Moffat Takadiwa, The Falling of Rhodes/ia, 2017, Computer keys, 250 x 230 x 45 cm. Courtesy Tyburn Gallery
Moffat Takadiwa, The Falling of Rhodes/ia, 2017, Computer keys, 250 x 230 x 45 cm. Courtesy Tyburn Gallery  

Moffat Takadiwa creates large-scale sculptural pieces from materials that are ordinarily discarded: computer waste, aerosol cans, spray bottles, toothbrushes, and toothpaste tubes have all been repurposed by Takadiwa’s hand. Once woven together, these small everyday objects comprise impressive organic structures evocative of jewel-encrusted excess. The artist’s choice of materials communicates his concerns pertaining to consumerism, inequality, colonialism, identity, and land pollution.

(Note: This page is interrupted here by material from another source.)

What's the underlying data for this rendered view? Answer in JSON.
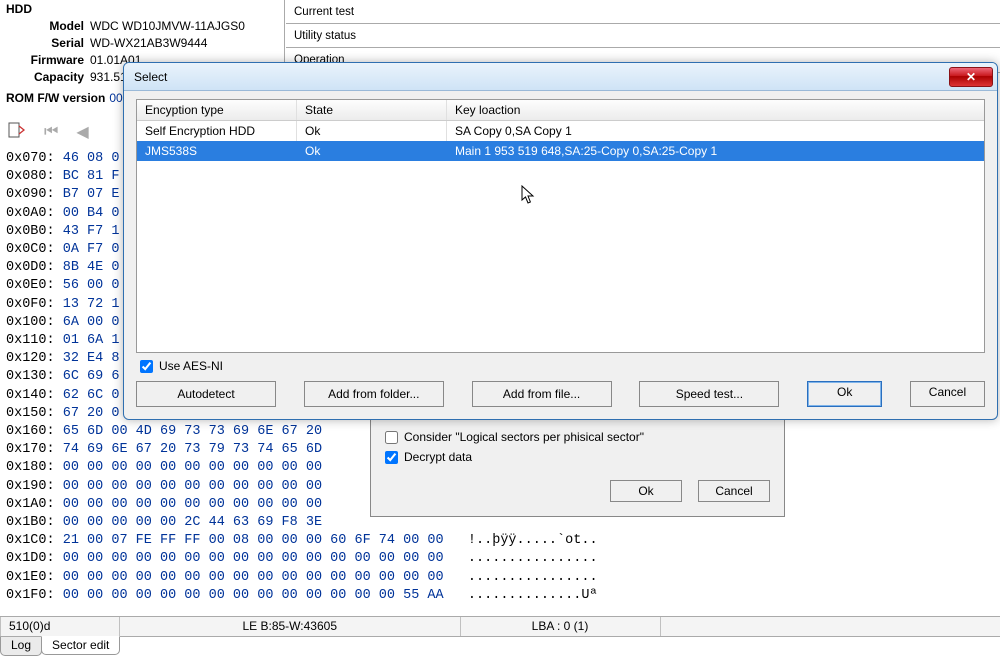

Takadiwa graduated from Harare Polytechnic College, Zimbabwe in 2008. Part of the post-independence generation of artists in Zimbabwe, Takadiwa has exhibited extensively across major institutions in Zimbabwe as well as internationally. Recent exhibitions and projects include De Nature en Sculpture, Villa Datris Foundation, L’Isle-sur-la-Sorgue, France (2017); Say Hello to English, Tyburn Gallery, London (2017); Le jour qui vient, Galerie des Galeries, Galeries Lafayette, Paris (2017) and Chinafrika. under construction, Museum for Contemporary Art Leipzig (2017), a research project tracing cultural links between China and Africa.